I’m talking to flowers, but it’s ok…
From my journal: 26 September 2024, San Salvador, El Salvador:
I’m talking to flowers. It started this week in El Salvador. I looked out my window onto the tiled patio at the plants the house worker moved outside while I was gone. It was early evening and I was reading and suddenly I realized the table-top saucers that hold the plants were empty. I looked up and saw all of the saucers on the floor and around the room were empty and I realized the plants had all been moved outside.
It’s pleasant outside now. Beautiful yellow light on a western-facing patio wall, gentle wind, light rain in the evenings (the rainy season has just ended). I looked and saw the plants. And even though it is pleasant on the patio I was struck by a sense of loneliness for them and I wondered if plants feel rejection.
I laughed out loud at my thought. Then I thought of my Mom. I thought, my Mom wouldn’t laugh at the thought, she would talk to them and reassure the that they are safe and that no one has rejected them. So I said, “Hey little flowers, I’m here. I haven’t rejected you.” And I laughed at myself for doing it!
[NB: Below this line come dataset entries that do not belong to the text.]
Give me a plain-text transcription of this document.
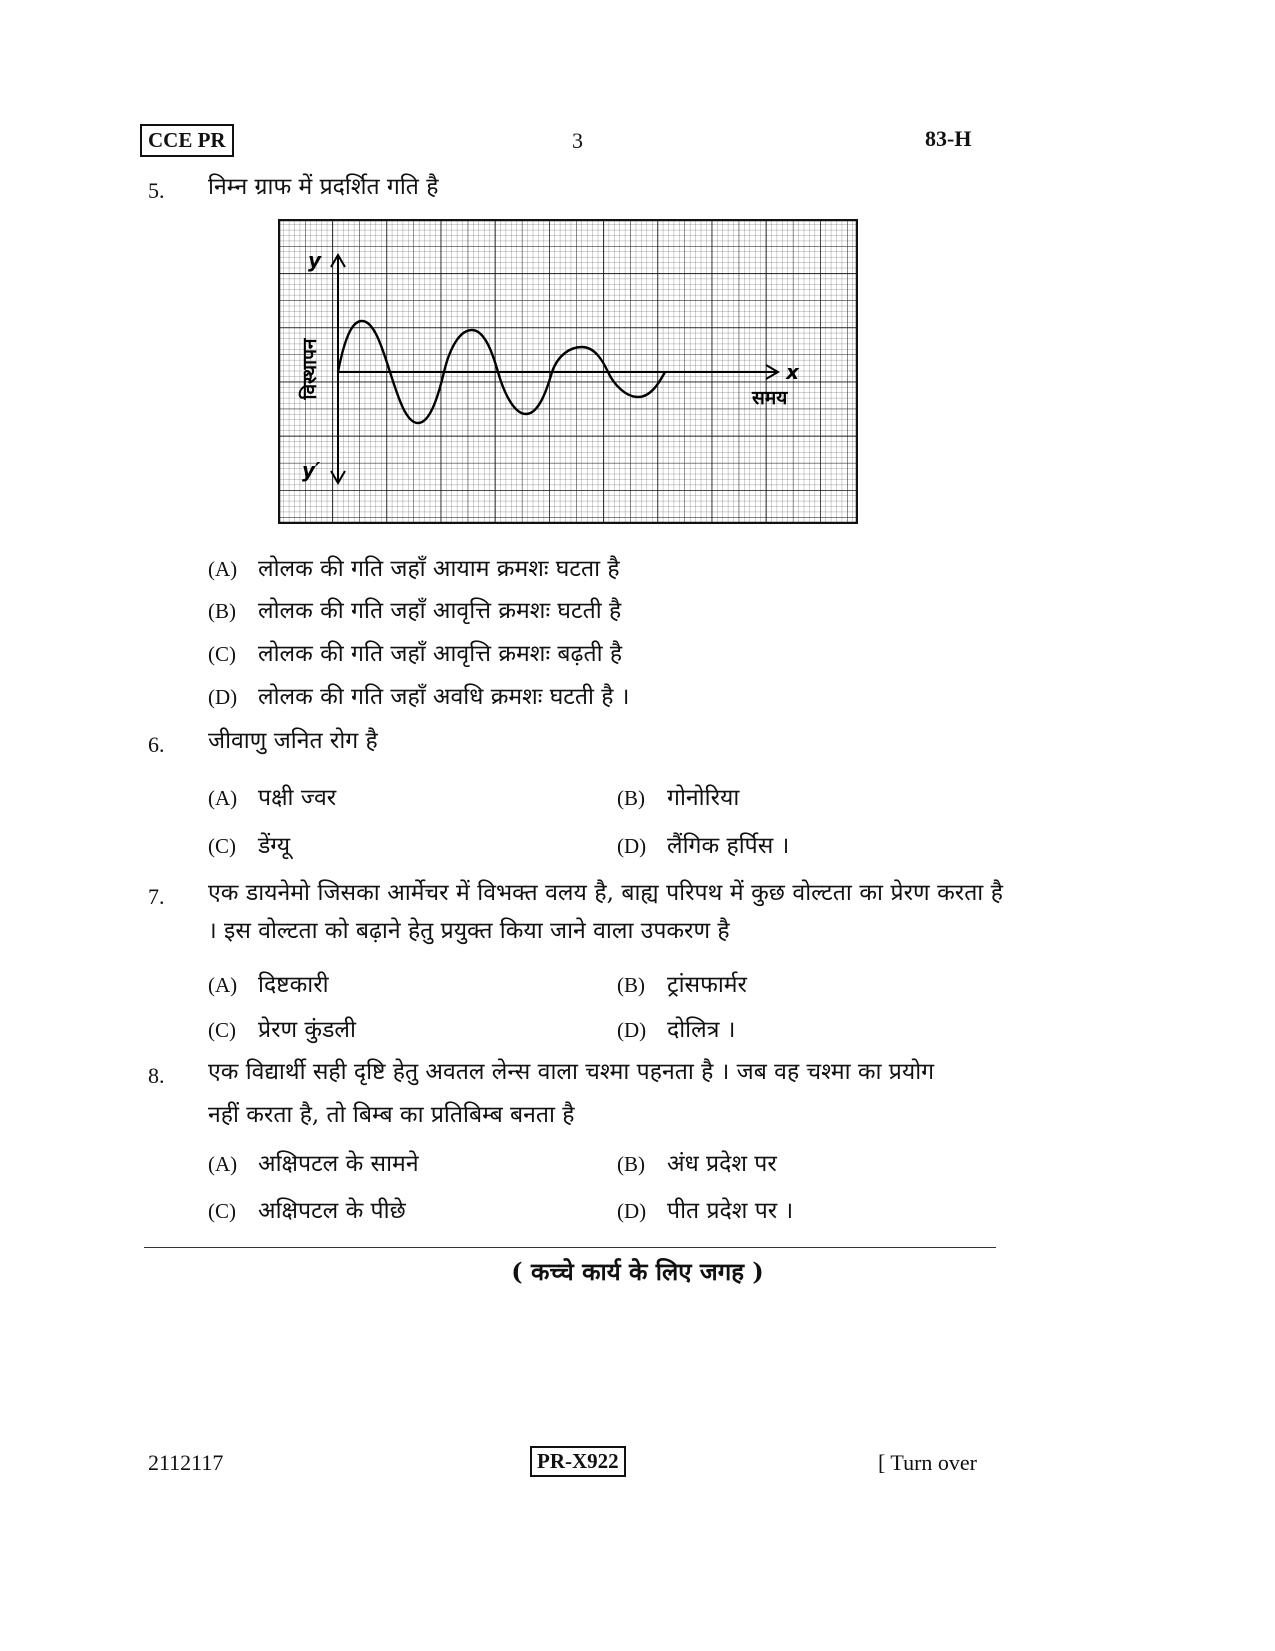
CCE PR	3	83-H
5. निम्न ग्राफ में प्रदर्शित गति है
y
y′
x
समय
विस्थापन
(A) लोलक की गति जहाँ आयाम क्रमशः घटता है
(B) लोलक की गति जहाँ आवृत्ति क्रमशः घटती है
(C) लोलक की गति जहाँ आवृत्ति क्रमशः बढ़ती है
(D) लोलक की गति जहाँ अवधि क्रमशः घटती है ।
6. जीवाणु जनित रोग है
(A) पक्षी ज्वर	(B) गोनोरिया
(C) डेंग्यू	(D) लैंगिक हर्पिस ।
7. एक डायनेमो जिसका आर्मेचर में विभक्त वलय है, बाह्य परिपथ में कुछ वोल्टता का प्रेरण करता है । इस वोल्टता को बढ़ाने हेतु प्रयुक्त किया जाने वाला उपकरण है
(A) दिष्टकारी	(B) ट्रांसफार्मर
(C) प्रेरण कुंडली	(D) दोलित्र ।
8. एक विद्यार्थी सही दृष्टि हेतु अवतल लेन्स वाला चश्मा पहनता है । जब वह चश्मा का प्रयोग
नहीं करता है, तो बिम्ब का प्रतिबिम्ब बनता है
(A) अक्षिपटल के सामने	(B) अंध प्रदेश पर
(C) अक्षिपटल के पीछे	(D) पीत प्रदेश पर ।
( कच्चे कार्य के लिए जगह )
2112117	PR-X922	[ Turn over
I don’t know hardly anything about plants. I have a single plant in my house in Nashville. Tess gave it to me, she said it helps the air. And besides, she said, I could use the greenery. When she gave it to me she said what it is but I forget. It’s ugly. She said it is a plant that doesn’t need a lot of attention and can survive long periods without water. She said it is resilient and it’s true. I will come back after being away for months and its still there, green and growing.
Yesterday I went for a run in my neighborhood. At the end of my run I walked and explored the leafy streets. I saw a grounds worker mowing a little bit of curbside lawn with a trimmer and I looked down and saw what appeared to be a field of clovers, though I wasn’t certain because the leaves were oblong. Looking closely I saw one had four leaves! So I bent down to pick it before the worker mowed it. I was excited because I haven’t found a four leaf clover in years! I always look for them and have this little ceremony when I find one. I say a prayer. I have collected them from all over the world.
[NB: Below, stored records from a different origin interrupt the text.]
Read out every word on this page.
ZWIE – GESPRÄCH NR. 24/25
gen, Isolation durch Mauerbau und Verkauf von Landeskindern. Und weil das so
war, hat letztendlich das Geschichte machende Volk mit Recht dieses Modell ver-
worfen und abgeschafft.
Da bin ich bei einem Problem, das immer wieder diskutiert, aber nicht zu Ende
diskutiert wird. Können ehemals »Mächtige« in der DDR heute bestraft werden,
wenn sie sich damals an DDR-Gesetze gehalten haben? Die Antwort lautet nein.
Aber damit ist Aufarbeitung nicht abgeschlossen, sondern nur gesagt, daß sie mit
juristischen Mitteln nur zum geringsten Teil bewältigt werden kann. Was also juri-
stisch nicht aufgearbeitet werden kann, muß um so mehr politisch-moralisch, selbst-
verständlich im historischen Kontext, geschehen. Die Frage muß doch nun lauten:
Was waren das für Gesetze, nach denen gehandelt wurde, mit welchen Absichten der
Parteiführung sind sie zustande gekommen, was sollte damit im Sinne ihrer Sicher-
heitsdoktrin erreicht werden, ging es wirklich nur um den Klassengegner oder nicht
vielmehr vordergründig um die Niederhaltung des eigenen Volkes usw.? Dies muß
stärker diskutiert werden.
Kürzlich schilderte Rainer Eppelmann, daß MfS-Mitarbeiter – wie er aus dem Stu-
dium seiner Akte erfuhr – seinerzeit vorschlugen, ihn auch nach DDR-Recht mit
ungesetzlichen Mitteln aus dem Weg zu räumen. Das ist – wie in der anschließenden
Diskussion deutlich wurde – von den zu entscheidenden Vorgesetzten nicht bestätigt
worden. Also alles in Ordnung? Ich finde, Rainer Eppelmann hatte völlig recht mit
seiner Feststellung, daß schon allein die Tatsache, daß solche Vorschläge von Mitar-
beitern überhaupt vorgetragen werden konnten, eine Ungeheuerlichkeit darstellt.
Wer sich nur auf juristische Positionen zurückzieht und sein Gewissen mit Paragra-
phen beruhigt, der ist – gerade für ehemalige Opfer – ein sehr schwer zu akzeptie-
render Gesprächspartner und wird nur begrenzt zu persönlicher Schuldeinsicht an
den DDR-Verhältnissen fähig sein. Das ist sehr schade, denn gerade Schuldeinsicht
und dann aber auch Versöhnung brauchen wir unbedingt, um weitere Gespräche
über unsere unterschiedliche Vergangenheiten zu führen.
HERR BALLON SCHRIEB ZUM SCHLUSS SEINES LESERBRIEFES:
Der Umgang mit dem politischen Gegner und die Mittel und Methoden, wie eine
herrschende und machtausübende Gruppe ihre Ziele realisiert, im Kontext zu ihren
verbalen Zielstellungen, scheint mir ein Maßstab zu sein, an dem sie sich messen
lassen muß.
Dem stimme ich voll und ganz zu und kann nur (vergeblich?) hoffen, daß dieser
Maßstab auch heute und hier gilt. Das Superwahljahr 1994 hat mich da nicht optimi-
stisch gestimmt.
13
Many years ago I found a nine leaf clover at my Mom’s house. She told me that clover aberrations sometimes come in clusters and she sent me back out to the field to investigate. Sure enough she was right and I found a whole cluster of clovers with nine leaves! My Mom instructed me: “Let’s try to replant them. You have to dig them up by gathering as much soil around them as you can. Be careful, their roots can be damaged.” I dug up the cluster and we replanted it in a large pot on her patio. But it didn’t survive. When it didn’t survive my Mom said, “It is difficult transplanting wild things.”
As I picked the oblong four leaf clover I noticed the entire patch had four leaves and I realized it was probably some other species. I took a photograph and searched it and sure enough it turns out I was excited about a wild peanut, not a clover at all. I felt a little silly but I also didn’t feel like I needed to waste a good prayer. I had thought I hit the jackpot with a giant cluster and I had already had my little ceremony of prayer. So I prayed a little more and I trust the prayers were accepted.
I vaguely remember having a conversation with Mom once on the veracity of talking to flowers. I never saw her do it–she hid most of her enthusiasms–but she said she had faith that it helps plants when you talk to them.
So if you see me stooped over some plant in your house someday having a conversation, don’t be alarmed. It’s just a conversation. I talk to flowers. Whether or not it helps them, I don’t know. But I know it comforts me and I know it’s really just an extended conversation I am having with my Mother.